2.8% unemployment! Hey, that’s the Republicans jobs plan. Step 1 – end Medicare, Step 2 ????, Step 3 JOBS!
Just a few minutes of combing through the numbers finds a lot of strange things. Ezra Klein finds that Ryan assumes that repeal of the Affordable Care Act will save $1.4T, rather than cost $200B estimated by the CBO. Ryan’s budget actually cuts taxes, so it won’t decrease the deficit until the magival Medicare cuts go into effect. Krugman points out the obvious – the Medicare cuts will not stick, it will only create a lot political uncertainty:
If the Medicare Advantage precedent holds, what will happen in 2022 or a bit later is that Congress will react to the fury of younger seniors — who see that those born just a few years earlier have vastly better benefits than they do — by increasing the vouchers. And the end result, in that case, would be that the Ryan plan substantially increases Medicare costs; remember that the payment increases that were part of the 2003 Medicare bill, introduced to rescue failing Medicare Advantage programs, have resulted in large overpayments, adding hundreds of billions to the program’s costs.

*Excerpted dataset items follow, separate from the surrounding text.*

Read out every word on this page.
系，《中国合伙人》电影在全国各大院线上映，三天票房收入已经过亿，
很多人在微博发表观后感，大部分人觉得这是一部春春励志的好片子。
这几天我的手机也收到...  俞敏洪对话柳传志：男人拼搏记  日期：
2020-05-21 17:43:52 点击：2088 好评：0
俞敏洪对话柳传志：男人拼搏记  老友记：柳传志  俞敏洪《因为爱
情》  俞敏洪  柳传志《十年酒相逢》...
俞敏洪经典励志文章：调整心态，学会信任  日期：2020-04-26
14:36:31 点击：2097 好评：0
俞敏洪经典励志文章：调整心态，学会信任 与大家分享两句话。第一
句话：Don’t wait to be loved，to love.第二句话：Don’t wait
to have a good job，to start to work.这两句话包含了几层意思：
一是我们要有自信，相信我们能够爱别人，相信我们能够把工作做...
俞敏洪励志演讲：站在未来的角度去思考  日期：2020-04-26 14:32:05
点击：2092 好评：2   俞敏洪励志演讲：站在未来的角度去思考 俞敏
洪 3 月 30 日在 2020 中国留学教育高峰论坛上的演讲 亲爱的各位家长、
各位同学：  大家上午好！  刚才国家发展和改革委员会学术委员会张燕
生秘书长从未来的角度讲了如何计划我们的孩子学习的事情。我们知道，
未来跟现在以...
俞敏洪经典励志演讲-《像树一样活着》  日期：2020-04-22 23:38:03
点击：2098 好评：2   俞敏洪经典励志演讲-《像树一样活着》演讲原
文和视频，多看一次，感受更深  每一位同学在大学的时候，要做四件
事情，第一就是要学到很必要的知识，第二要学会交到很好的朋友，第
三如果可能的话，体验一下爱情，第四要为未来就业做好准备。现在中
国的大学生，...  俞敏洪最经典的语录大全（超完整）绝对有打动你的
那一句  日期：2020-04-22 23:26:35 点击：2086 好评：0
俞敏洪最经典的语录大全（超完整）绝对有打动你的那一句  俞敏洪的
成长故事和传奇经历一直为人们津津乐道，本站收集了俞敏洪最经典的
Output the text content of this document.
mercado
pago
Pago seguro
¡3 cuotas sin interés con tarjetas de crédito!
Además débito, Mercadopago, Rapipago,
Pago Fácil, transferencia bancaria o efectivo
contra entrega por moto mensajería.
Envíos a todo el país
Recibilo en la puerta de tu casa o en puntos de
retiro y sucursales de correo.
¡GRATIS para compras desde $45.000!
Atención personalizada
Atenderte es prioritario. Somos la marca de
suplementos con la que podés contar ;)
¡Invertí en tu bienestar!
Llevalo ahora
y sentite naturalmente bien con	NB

Alternatively, if the benefit cuts stick, you’ll have a lot of furious people realizing that they are paying high taxes to support lavish medical care for older Baby Boomers, while being themselves condemned to pleading with insurance companies to provide coverage in return for an inadequate voucher. Plus, private insurance companies, making lots of money off the voucher business, will cast their eyes on those potential profit centers, aka seniors, still getting government insurance. So traditional Medicare will be in the firing line — and all those assurances about how nobody currently over 55 will be hurt will turn out to be empty.
I wonder why we don’t have the Tea Party screaming ZOMG SOCIALISM! about Ryan’s voucher plan. After all, he’s providing vouchers to buy private insurance (just like the Affordable Care Act!), except a crappy version that doesn’t increase with health care cost increases.